Surgical Treatment of a Patient with Prolonged Exacerbation of Hirayama Disease.

Juvenile muscular atrophy of the distal upper extremity, known as Hirayama disease, typically progresses before stabilization, with the clinical course plateauing within 5 or 6 years[1-3]). We present a case of surgical treatment for Hirayama disease >30 years after the onset of symptoms.

A 48-year-old woman presented with progressive weakness of the right distal upper hand and forearm. Her symptoms began at the age of 15 years with coldness in the right hand. She had difficulty in extending her right hand fingers and experienced a clumsy hand during a cold weather 3 years later. Exacerbation of muscle weakness proceeded, and she experienced slow progressive weakness of the proximal lower ipsilateral limb, for which she visited our institution. Neurological examination revealed marked atrophy of the right distal upper extremity and claw hand deformity (Fig. 1). The deltoid, biceps, and brachioradialis were normal. The deep tendon reflexes were sluggish in the affected upper limb, but they were brisk in the bilateral lower extremities. Moderate to severe sensory disturbance was observed on the ulnar side of the affected forearm and hand, but her sensory modalities were normal in the other extremities.

Figure 1.

The right hand showed severe atrophy of the intrinsic muscles and claw deformity.

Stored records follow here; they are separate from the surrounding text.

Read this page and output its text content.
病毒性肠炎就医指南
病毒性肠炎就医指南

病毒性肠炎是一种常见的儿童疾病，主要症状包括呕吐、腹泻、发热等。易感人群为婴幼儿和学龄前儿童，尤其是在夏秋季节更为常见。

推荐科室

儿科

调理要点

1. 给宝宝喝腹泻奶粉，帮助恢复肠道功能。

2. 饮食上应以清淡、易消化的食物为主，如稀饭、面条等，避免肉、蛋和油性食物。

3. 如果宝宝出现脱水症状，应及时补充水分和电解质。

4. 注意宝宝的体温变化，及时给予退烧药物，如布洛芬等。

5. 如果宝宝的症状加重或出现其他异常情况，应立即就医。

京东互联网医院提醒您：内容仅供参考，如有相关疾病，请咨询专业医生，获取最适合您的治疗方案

Electromyography demonstrated severe chronic neurogenic changes characterized by high-amplitude, long-duration motor unit potentials in the affected muscles. Conduction velocity and amplitude of the sensory nerve in the bilateral median, ulnar, tibial, and sural nerves were normal. Sensory evoked potentials (SEPs) were examined using previously described methods[4]). Her median and tibial nerve SEPs indicated that her central sensory conduction times were normal (Fig. 2). Cervical magnetic resonance imaging (MRI) showed asymmetric anteroposterior flattening with high-intensity areas on T2-weighted images at the C4-5, C5-6, and C6-7 levels. Cervical MRI in the flexion position revealed a forward shift of the spinal cord without displacement of the posterior dural wall, and the spinal cord was compressed at the C4-5 and C5-6 levels (Fig. 3).

Figure 2.

Somatosensory evoked potential of the right median nerve and right tibial nerve.

Central sensory conduction times (CSCT), such as conduction times of N9o-P13/14o, N9o-N20o, and N21-P38 intervals, were normal. The normal limit value of CSCT was defined as between −2.5 and +2.5 SE.

Figure 3.

Preoperative T2-weighted cervical MRI.

Mid-sagittal in neutral position (A); axial at the C4-C5 (B), C5-6 (C), and C6-7 levels (D); and mid-sagittal in flexion (E) and extension position (F). Segmental kyphotic angles in flexion were calculated by drawing lines through the center of each vertebra perpendicular to the long axis of each vertebra.

Anterior discectomy and fusion at C4-5 and C5-6 were performed. Eight degree lordotic polyetheretherketone cages were placed in each interbody space to achieve cervical lordosis. Cervical MRI in the flexion position showed no evidence of spinal cord compression by the vertebral bodies 6 months postoperatively (Fig. 4). Two years postoperatively, her right leg had regained full strength, but atrophy of the right upper extremity and claw hand deformity remained.

Figure 4.

Postoperative X-ray on lateral view (A) and mid-sagittal T2-weighted MRI in neutral (B), flexion (C), and extension positions (D).

The pathological mechanism of Hirayama disease is considered to be repetitive compression of the anterior cord due to forward displacement of the posterior dural sac on neck flexion[2],[5]). Hirayama disease progresses before becoming stable, with the clinical course plateauing within 5 or 6 years in majority patients[1-3]). However, we are not aware of cases with a highly unusual progressive course of >30 years that was observed in our patient.

The present study did not show displacement in the posterior wall of the dura mater in the later stage of the disease, although it is unknown whether a tight dural canal presented in the early stage of the disease. A previous study has reported that neurological symptoms were severe in patients with a tight dural canal on flexion compared with those in patients without a tight dural canal[6]). These findings may help in explaining how Hirayama disease without a tight dural canal can progress very slowly. Therefore, neurological deterioration in our patient for >30 years might be due to excessive local kyphosis in flexion without a tight dural canal.

In conclusion, the present case suggests that hyperflexion without a tight dural canal is a significant factor in determining the long-term prognosis in patients with juvenile muscular atrophy of the unilateral distal upper extremity.

Conflicts of Interest: The authors declare that there are no relevant conflicts of interest.

Author Contributions: S. Dohzono wrote and prepared the manuscript, and all authors participated in preparing the study design. All authors have read, reviewed, and approved the article.

Informed Consent: The patient was informed that data concerning the case would be submitted for publication, and she provided consent.